Curitiba- O Grupo de Atuação Especial e Combate ao Crime Organizado (Gaeco) do Ministério Público (MP) Estadual prendeu 23 pessoas, na manhã de ontem, suspeitas de integrar uma quadrilha envolvida com extorsão, roubo e tráfico de drogas. Segundo o promotor do Gaeco, Leonir Batisti, policiais civis e da polícia rodoviária estadual que trabalham em Arapoti (149 km ao sul de Jacarezinho), na região dos Campos Gerais, são acusados de receber dinheiro para dar cobertura para a quadrilha.
''Quando as vítimas da quadrilha procuravam a polícia eram desestimuladas. Eles acobertavam para que as vítimas não reclamassem'', explicou o promotor. A quadrilha, segundo o promotor, teria uma banca de venda de sucos, em que funcionaria um esquema de jogos de azar, na beira da estrada em Arapoti, na PR 090. A contravenção atrairia vários caminhoneiros, que perdiam dinheiro com o jogo.
Enquanto enganavam as pessoas com os jogos de azar, outros integrantes furtavam caminhões e carros. A quadrilha também seria responsável pela venda de drogas em Curitiba, Sengés, Jaguariaíva, Castro, Piraí do Sul, Ponta Grossa e Pontal do Paraná.
Um suspeito ainda permanece foragido. Foram apreendidas sete armas de fogo.
Segundo o MP, as investigações começaram em julho deste ano.
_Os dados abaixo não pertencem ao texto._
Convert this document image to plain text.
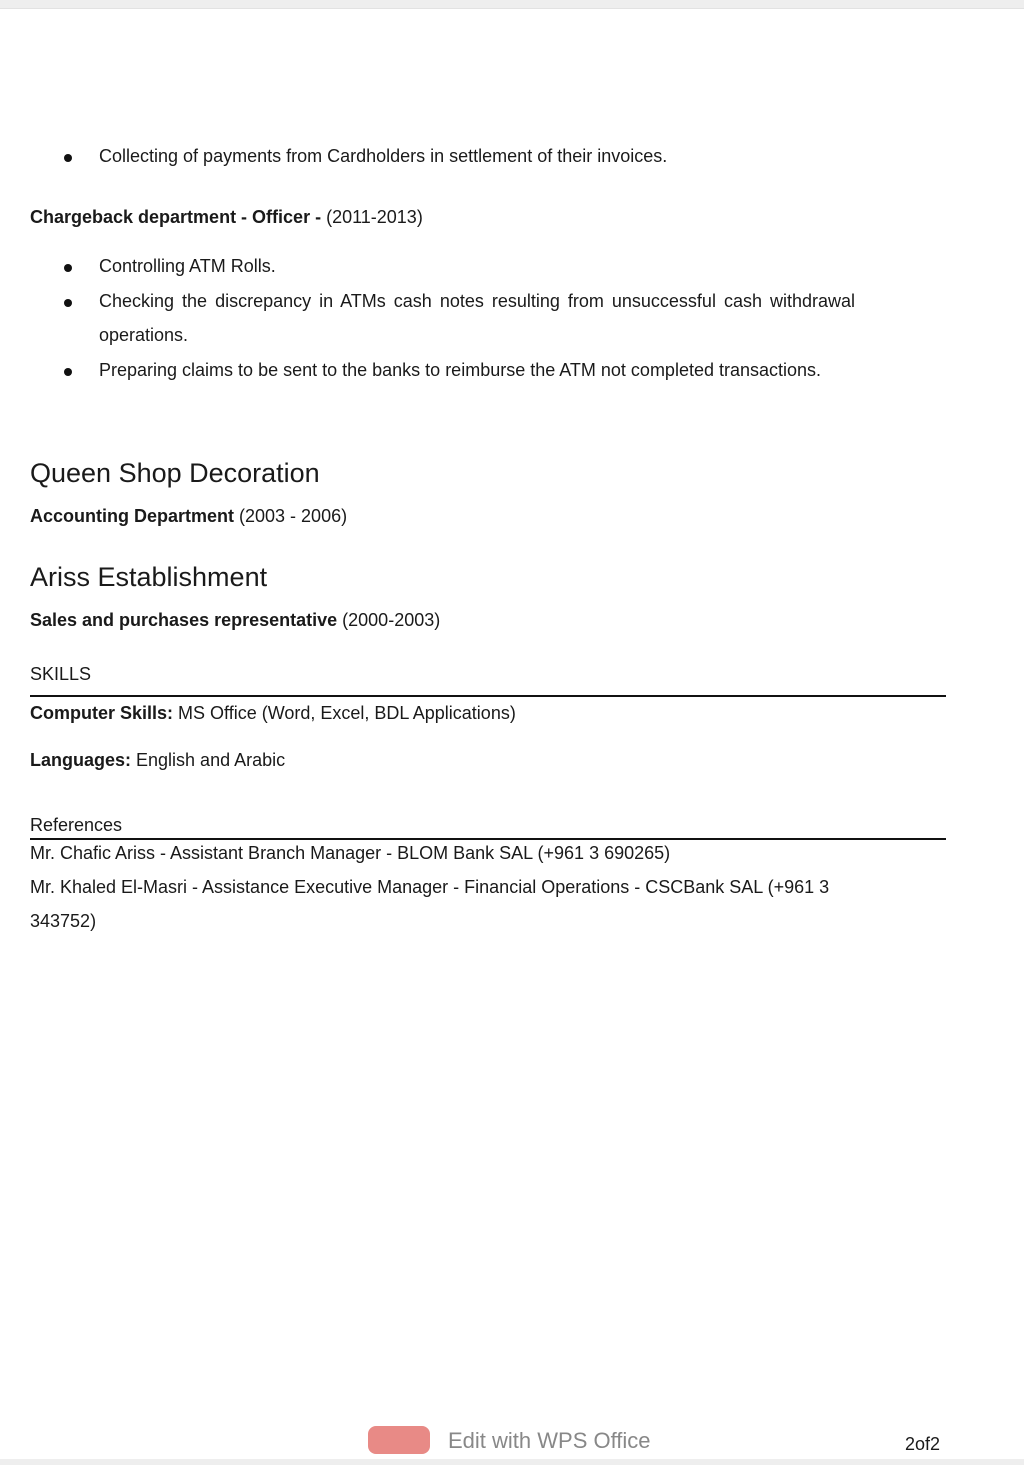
Collecting of payments from Cardholders in settlement of their invoices.
Chargeback department - Officer - (2011-2013)
Controlling ATM Rolls.
Checking the discrepancy in ATMs cash notes resulting from unsuccessful cash withdrawal
operations.
Preparing claims to be sent to the banks to reimburse the ATM not completed transactions.
Queen Shop Decoration
Accounting Department (2003 - 2006)
Ariss Establishment
Sales and purchases representative (2000-2003)
SKILLS
Computer Skills: MS Office (Word, Excel, BDL Applications)
Languages: English and Arabic
References
Mr. Chafic Ariss - Assistant Branch Manager - BLOM Bank SAL (+961 3 690265)
Mr. Khaled El-Masri - Assistance Executive Manager - Financial Operations - CSCBank SAL (+961 3
343752)
2of2
Edit with WPS Office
De acordo com a Agência Estadual de Notícias (AEN), os envolvidos responderão por formação de quadrilha, tráfico de drogas, roubos e extorsão. Os policiais serão responsáveis também por corrupção. Os policiais militares foram removidos para o Centro de Observação e Triagem (COT). Os policiais civis estão detidos na Delegacia de Furtos e Roubos de Veículos de Curitiba. Os demais serão transferidos para a cadeia de Ponta Grossa. A Secretaria da Segurança Pública (Sesp) trabalhou em conjunto com o MP no caso.